A military walk-through of the wedding route took place for Prince William and Kate Middleton's wedding on Friday.
Members of the armed forces in full ceremonial uniform took part in the parade at Wellington Barracks in Westminster.
Carriages also took part in the procession to Westminster Abbey.
A music rehearsal at the Abbey was set to follow.
The Abbey closed its doors to the public on Tuesday so that preparations could get under way, but reopened after the walk-through [Watch video].
Avoiding catastrophe at the royal wedding
Security is the key issue for the royal wedding, and at a press briefing on Tuesday, officials urged the public to help with their efforts. "We really need you to be our eyes and our ears," said Metropolitan Police Assistant Commissioner Lynne Owens. "If you see anybody in the crowd that is acting suspiciously, please bring it to the earliest attention of our officers."
Officials have been planning the security for the wedding for 22 weeks. Sixteen known troublemakers have already been banned from London on the big day.
According to Metropolitan Police Cmdr. Christine Jones, there is no intelligence indicating a threat to the wedding, but authorities are still taking precautions to avoid any catastrophes.
Britain is no stranger to terrorism. On July 7, 2005, four bombs went off in Trafalgar Square during the morning rush hour - three in the subway and one in a bus. The bombing left 56 people dead and 700 injured, and it brought the city to a halt. Islamic fundamentalists had taken responsibility for the bombing.
And almost one month ago, 500,000 people gathered in Trafalgar Square to protest economic cuts. Dozens of civilians and officers were injured, and there were 200 arrests.
Officials are worried that the group that protested will show up at the wedding. They asked for a permit to be at the Abbey, but the permit was denied. There are reports that the protesters might still show up spread out throughout the crowd [Watch video].
Onlookers camp out ahead of wedding
Some 5,000 police officers will line the streets trying to control hundreds of thousands of onlookers - not just showing up the morning of the wedding, but literally camping out, some of them for days.
Guen Murray, 76, traveled from Norfolk, England and set up shop on the sidewalk across the street from the abbey.
"I'm very keen on the royal family, and it's always a happy day," she said. "I just want to be part of it."
She plans to camp out there until Friday to secure her location for the wedding [Watch video].
Journalists invade Kate Middleton's hometown
Villagers in the quaint town of Bucklebury where Kate Middleton grew up have had to make adjustments to deal with the invasion of journalists.
A convenience store owner, who has been invited to the wedding, was seen trying to work while camera crews surrounded him, including Carson Kressley, who is on assignment for Oprah Winfrey. Kressley has stormed the village with his hilarious high-energy personality.
Simon Kelly, who owns the Bladebone Inn in Bucklebury, didn't get an invite, but he knows the Middletons, and that's good enough for the media.
"I don't mind it actually. It makes my day a little bit lighter," he said. "Sometimes it can get a bit annoying, but it's fine if it's in a good cause."
The Old Boot Inn has become quite popular these days, thanks to owner John Haley getting an invite to the wedding. With his outgoing personality, he is a gold mine for journalists around the world.
"It's crazy, it's going to be a really busy week," he said with a laugh [Watch video].
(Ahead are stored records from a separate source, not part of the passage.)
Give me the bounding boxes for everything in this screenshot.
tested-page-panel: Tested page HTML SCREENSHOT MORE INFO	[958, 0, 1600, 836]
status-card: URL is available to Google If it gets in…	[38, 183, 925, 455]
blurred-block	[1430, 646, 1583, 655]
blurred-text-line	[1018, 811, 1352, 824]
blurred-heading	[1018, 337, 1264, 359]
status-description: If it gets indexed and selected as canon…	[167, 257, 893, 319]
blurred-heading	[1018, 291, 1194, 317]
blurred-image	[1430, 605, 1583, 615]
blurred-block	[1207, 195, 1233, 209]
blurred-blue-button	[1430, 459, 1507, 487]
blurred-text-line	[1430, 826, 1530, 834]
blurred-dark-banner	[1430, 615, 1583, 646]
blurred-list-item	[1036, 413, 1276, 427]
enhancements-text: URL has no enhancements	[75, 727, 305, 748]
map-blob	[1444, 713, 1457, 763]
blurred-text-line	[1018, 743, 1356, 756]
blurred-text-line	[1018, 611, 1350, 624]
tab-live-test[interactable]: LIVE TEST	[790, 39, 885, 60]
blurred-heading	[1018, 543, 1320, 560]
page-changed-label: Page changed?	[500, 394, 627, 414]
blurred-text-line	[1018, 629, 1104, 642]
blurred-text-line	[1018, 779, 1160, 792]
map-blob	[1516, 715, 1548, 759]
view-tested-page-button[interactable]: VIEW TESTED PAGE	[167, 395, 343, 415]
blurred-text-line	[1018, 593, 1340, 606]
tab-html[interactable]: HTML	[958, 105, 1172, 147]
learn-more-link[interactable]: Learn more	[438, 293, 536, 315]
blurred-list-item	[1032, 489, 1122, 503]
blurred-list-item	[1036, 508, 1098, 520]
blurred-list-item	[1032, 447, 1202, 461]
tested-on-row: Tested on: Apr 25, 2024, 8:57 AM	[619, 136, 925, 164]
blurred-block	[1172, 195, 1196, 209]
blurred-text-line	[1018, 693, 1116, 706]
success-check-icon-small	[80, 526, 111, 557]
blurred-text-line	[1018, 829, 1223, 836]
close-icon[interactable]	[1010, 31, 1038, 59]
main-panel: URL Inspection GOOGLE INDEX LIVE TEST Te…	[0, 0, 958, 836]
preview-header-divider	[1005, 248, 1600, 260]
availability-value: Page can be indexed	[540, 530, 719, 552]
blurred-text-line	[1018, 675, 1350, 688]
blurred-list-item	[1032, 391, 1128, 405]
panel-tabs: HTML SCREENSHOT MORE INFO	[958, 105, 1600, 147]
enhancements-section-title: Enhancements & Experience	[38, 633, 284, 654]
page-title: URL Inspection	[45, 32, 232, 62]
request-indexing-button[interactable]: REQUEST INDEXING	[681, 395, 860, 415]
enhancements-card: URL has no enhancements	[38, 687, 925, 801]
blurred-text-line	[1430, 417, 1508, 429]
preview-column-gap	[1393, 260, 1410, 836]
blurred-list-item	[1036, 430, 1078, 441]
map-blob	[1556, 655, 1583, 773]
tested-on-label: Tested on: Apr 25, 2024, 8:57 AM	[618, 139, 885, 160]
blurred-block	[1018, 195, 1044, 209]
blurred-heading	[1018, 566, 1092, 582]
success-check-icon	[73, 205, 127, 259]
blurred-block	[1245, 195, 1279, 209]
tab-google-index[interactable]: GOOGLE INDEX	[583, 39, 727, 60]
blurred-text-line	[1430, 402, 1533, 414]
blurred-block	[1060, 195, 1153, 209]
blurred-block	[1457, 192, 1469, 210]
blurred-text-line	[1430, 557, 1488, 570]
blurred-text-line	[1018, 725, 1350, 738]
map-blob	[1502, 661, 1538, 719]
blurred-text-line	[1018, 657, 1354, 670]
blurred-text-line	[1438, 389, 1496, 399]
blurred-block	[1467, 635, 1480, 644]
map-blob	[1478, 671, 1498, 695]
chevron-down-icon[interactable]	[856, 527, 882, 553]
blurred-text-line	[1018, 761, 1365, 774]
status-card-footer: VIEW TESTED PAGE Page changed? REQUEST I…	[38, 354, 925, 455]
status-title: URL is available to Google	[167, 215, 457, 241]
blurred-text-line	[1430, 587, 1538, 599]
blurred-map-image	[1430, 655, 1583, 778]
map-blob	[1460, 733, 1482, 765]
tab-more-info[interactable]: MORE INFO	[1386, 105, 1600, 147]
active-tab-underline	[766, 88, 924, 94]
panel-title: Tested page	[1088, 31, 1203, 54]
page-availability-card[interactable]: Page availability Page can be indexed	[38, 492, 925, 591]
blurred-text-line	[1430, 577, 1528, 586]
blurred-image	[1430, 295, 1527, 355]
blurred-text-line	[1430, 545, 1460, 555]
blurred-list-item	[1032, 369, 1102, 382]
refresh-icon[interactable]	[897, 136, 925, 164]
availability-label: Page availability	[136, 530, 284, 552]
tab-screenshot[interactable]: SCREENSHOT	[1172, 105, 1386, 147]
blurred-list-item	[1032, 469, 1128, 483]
Chef explains tradition of afternoon tea
The British are all about tradition, and one tradition that has been offered at London hotels for nearly 200 years is afternoon tea. At London's royal five-star hotel Royal Horseguards, the pastry chef created some goodies in honor of the royal wedding to go with tea.
Afternoon tea started in the 1800s as a way to get through the gap between lunch and dinner. Head pastry chef Joanne Todd said a duchess invited friends over for tea, sweets and sandwiches, and it caught on.
According to Todd, afternoon tea is based around light pastries, finger sandwiches and scones.
"This is something to take as a light snack in the the afternoons," she said.
Afternoon tea is for all ages, but to keep with British tradition, don't extend your pinky when drinking tea [Watch video].
ABC7 anchors David Ono and Michelle Tuzee are in London for the royal wedding. Look for their live reports all week leading up to Friday's ceremony on Eyewitness News.
"Good Morning America" will have special royal wedding coverage Friday beginning at 1 a.m. PT.
Prince William and his best man Prince Harry will arrive at Westminster Abbey at 2:15 a.m. PT.
Queen Elizabeth II will arrive at the abbey at 2:45 a.m. PT.
Kate Middleton will head to the abbey from her hotel at 2:51 a.m. PT.
The actual wedding ceremony is set to take place 3 a.m. PT.